Sofern die Erfolgsqualifikation auf den Versuch trifft, sind 3 Konstellationen denkbar:
- Das Grunddelikt ist im Versuch stecken geblieben, die Folge ist aber eingetreten („erfolgsqualifizierter Versuch“).
- Das Grunddelikt ist vollendet, die schwere Folge, auf dessen Herbeiführung der Vorsatz des Täters gerichtet war, ist aber nicht eingetreten („versuchte Erfolgsqualifikation“).
- Das Grunddelikt ist im Versuch stecken geblieben und auch die schwere Folge, auf dessen Herbeiführung der Vorsatz des Täters gerichtet war, ist nicht eingetreten (ebenfalls „versuchte Erfolgsqualifikation“).
Der „erfolgsqualifizierte Versuch“ ist der „Prüfungs-Klassiker“, vor allem wenn es um die versuchte Körperverletzung mit Todesfolge gem. § 223, 227 StGB geht und der Tod erst durch die Flucht des Opfers eintritt. Problematisch sind zum einen der Anknüpfungspunkt (Handlung oder Erfolg des § 223) sowie die Frage nach der Unterbrechung der Zurechnung aufgrund einer möglichen, eigenverantwortlichen Selbstgefährdung.
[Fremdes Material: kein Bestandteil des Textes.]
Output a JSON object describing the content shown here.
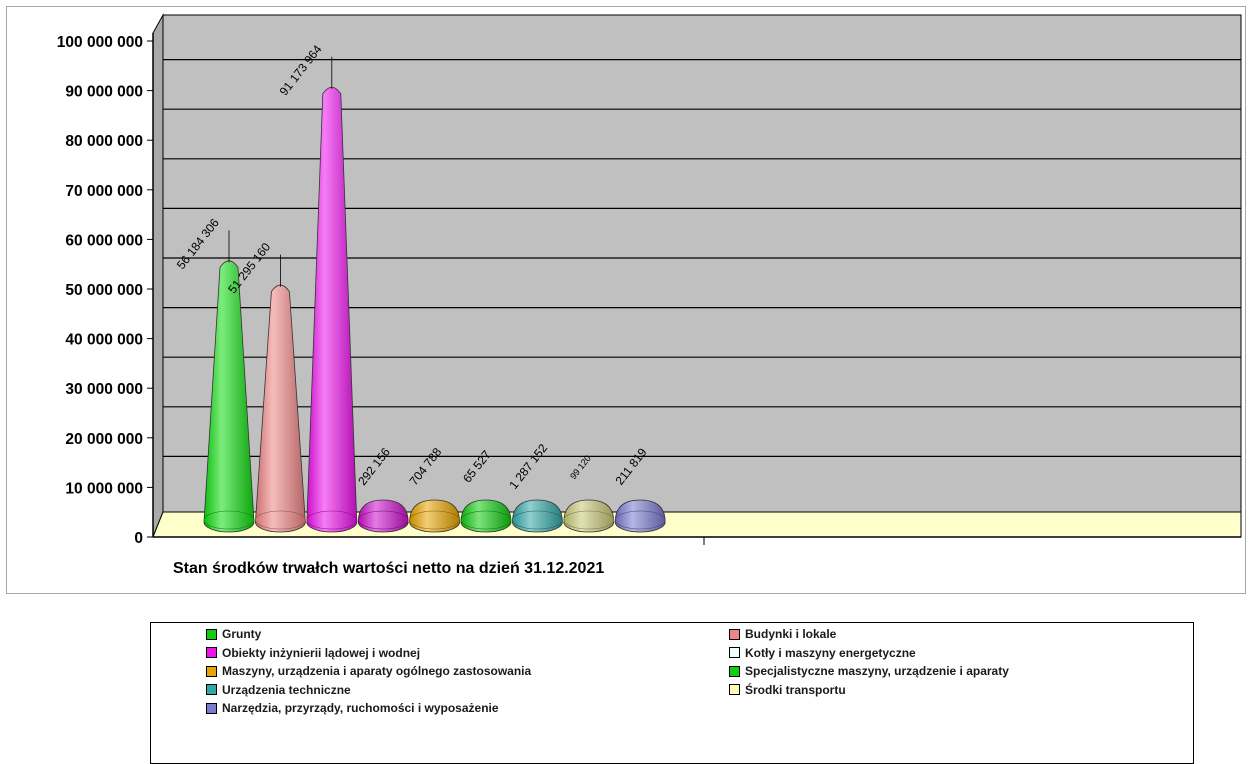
{
  "chart_data": {
    "type": "bar",
    "subtype": "3d-cone",
    "title": "",
    "xlabel": "Stan środków trwałch wartości netto na dzień 31.12.2021",
    "ylabel": "",
    "ylim": [
      0,
      100000000
    ],
    "y_ticks": [
      "0",
      "10 000 000",
      "20 000 000",
      "30 000 000",
      "40 000 000",
      "50 000 000",
      "60 000 000",
      "70 000 000",
      "80 000 000",
      "90 000 000",
      "100 000 000"
    ],
    "grid": true,
    "legend_position": "bottom",
    "series": [
      {
        "name": "Grunty",
        "value": 56184306,
        "label": "56 184 306",
        "color": "#11dd11"
      },
      {
        "name": "Budynki i lokale",
        "value": 51295160,
        "label": "51 295 160",
        "color": "#f08585"
      },
      {
        "name": "Obiekty inżynierii lądowej i wodnej",
        "value": 91173964,
        "label": "91 173 964",
        "color": "#ee11ee"
      },
      {
        "name": "Kotły i maszyny energetyczne",
        "value": 292156,
        "label": "292 156",
        "color": "#cc11cc"
      },
      {
        "name": "Maszyny, urządzenia i aparaty ogólnego zastosowania",
        "value": 704788,
        "label": "704 788",
        "color": "#e8a400"
      },
      {
        "name": "Specjalistyczne maszyny, urządzenie i aparaty",
        "value": 65527,
        "label": "65 527",
        "color": "#11cc11"
      },
      {
        "name": "Urządzenia techniczne",
        "value": 1287152,
        "label": "1 287 152",
        "color": "#33a7a7"
      },
      {
        "name": "Środki transportu",
        "value": 99120,
        "label": "99 120",
        "color": "#c8c878"
      },
      {
        "name": "Narzędzia, przyrządy, ruchomości i wyposażenie",
        "value": 211819,
        "label": "211 819",
        "color": "#7a7ad0"
      }
    ]
  },
  "legend": {
    "swatch_colors": [
      "#11cc11",
      "#f08585",
      "#ee11ee",
      "#eeffff",
      "#e8a400",
      "#11cc11",
      "#33a7a7",
      "#ffffbb",
      "#7a7ad0"
    ]
  },
  "colors": {
    "plot_bg": "#c0c0c0",
    "floor": "#ffffcc",
    "gridline": "#000000"
  }
}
Einer Strafbarkeit der versuchten Erfolgsqualifikation ist hingegen einfach verwirklicht und bereitet in einer Klausur in der Regel keine Probleme. Im vorliegenden Fall musste sich der BGH (a.a.O.) mit der 3. Variante befassen und er hat anhand der Auslegungsmethoden (= „juristisches Handwerkszeug“, welches Sie im Schlaf beherrschen sollten) die Strafbarkeit begründet.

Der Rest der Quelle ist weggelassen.